Pete Dyson and Rory Sutherland, a transport specialist and an ad man, have recently written an interesting book which covers some high-level questions about customer service. It is called Transport For Humans: Are We Nearly There Yet? They argue that customer service is judged in terms of finite measurements such as speed and frequency. So, for example, in measuring people's satisfaction with rail services, the measures of customer service that seem to be taken into account are the speed of the journey and the frequency of the trains. They argue that the reason for these measures are because they are easy to ask and assess.
However, true satisfaction with the service provided by the railway may have nothing to do with the measures that are used. For example, these measures wouldn’t take into account the dissatisfaction you feel as you hang around a cold and draughty station for half an hour before your train shows up.
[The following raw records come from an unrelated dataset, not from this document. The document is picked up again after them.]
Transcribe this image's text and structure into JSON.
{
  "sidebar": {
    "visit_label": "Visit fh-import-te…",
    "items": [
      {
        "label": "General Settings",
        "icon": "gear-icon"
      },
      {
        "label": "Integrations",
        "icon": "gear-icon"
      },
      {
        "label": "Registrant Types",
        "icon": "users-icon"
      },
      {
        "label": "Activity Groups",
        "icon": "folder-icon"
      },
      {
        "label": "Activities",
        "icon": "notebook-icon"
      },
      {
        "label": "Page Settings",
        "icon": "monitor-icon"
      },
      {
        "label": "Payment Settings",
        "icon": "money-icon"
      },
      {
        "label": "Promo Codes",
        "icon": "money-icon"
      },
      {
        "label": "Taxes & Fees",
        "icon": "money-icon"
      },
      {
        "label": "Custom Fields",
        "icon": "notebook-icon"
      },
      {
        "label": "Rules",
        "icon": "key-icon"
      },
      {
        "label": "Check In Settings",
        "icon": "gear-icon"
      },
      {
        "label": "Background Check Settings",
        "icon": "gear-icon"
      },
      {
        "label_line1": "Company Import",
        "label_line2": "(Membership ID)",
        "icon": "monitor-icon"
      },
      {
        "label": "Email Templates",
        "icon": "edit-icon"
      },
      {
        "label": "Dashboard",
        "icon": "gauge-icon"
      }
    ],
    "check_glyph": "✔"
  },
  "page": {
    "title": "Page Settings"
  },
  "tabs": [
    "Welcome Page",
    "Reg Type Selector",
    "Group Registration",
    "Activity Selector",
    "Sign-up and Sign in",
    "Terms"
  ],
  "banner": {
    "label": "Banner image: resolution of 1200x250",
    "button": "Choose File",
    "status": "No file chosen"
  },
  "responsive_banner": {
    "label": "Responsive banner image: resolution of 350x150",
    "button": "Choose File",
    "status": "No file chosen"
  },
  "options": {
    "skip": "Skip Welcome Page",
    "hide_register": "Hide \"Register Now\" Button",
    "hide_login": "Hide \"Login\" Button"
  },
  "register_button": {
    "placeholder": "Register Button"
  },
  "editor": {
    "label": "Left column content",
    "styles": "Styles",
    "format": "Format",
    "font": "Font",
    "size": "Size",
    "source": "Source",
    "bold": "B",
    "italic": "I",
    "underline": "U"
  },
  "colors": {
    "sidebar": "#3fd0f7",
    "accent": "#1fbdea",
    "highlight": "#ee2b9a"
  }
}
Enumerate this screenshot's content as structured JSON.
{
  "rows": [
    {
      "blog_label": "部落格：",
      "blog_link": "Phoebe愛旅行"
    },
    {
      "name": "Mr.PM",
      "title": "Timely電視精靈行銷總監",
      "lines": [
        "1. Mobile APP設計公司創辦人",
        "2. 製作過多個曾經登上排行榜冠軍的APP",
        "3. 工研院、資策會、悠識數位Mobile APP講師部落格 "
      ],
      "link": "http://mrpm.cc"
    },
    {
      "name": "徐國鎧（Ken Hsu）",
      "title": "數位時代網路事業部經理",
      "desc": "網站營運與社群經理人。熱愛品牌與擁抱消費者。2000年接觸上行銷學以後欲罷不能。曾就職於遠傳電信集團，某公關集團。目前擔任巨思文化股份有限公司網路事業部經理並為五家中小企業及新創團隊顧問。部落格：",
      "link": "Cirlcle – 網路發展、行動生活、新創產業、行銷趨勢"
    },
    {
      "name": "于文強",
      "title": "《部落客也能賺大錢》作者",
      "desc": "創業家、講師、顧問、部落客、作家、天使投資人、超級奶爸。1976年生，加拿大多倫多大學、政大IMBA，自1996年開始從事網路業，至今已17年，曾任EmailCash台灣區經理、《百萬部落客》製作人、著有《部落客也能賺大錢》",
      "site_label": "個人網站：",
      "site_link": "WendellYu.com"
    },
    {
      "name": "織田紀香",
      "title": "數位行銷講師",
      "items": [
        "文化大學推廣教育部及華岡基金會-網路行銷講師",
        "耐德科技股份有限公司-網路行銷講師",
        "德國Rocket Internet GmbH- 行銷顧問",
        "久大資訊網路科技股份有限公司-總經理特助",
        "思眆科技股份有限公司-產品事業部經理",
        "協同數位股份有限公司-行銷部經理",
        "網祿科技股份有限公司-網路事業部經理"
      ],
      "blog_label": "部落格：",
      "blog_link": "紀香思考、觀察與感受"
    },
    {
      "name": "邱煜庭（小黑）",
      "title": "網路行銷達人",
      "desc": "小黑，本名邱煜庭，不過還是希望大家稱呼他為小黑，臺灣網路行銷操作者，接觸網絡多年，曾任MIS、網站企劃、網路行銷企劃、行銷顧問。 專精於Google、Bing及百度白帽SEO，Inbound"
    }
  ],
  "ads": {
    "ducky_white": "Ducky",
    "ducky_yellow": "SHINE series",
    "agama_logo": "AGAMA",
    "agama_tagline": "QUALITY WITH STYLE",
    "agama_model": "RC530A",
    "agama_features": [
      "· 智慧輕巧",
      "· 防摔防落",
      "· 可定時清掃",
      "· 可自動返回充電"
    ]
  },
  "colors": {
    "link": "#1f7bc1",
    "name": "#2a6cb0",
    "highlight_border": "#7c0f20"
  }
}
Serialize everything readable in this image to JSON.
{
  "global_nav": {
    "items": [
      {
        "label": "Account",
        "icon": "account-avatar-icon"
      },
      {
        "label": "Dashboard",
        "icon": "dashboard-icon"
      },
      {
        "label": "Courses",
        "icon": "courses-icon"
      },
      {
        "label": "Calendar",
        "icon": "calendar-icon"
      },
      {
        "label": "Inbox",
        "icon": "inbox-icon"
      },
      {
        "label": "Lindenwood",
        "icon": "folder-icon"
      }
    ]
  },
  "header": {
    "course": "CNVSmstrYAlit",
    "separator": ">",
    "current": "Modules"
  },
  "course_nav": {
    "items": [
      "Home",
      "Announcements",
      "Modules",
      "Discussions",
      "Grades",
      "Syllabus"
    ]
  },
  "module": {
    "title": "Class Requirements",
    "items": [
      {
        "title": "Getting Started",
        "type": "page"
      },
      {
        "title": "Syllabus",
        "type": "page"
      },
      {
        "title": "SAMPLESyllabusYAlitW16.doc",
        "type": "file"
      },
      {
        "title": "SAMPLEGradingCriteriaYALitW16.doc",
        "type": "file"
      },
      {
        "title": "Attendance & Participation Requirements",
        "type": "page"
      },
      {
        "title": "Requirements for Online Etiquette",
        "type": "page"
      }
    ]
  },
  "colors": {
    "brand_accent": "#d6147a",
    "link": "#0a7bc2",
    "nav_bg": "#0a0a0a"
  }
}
If you are ever doing the journey from London to Manchester you will have stood with hundreds of other passengers, staring at the departure board which says that the train is being "prepared" but without stating the platform from which it will leave. When it does disclose the platform there is a stampede. It is not a great experience.
In the meantime, a couple of other trains to Manchester may leave but your ticket isn't valid on them because you have bought an “advance” which commits you to a specific train and time. Sutherland and Dyson reason that so much extra satisfaction could be achieved if for a small price you were allowed to board one of the earlier trains. This would reduce the pressure on the later train, it would accommodate space available on the earlier trains, and it would make everyone feel happier. However, where is this measure of service in the train operators’ manual? It doesn't exist because it is hard to measure.
This is a lesson to us in the field of customer service. We shouldn't confine our measurements to things that can easily be asked. We need to get below the surface of what people want. A longer train journey may be perfectly acceptable if it is cheaper, the catering is superb, and the on-board entertainment is second to none.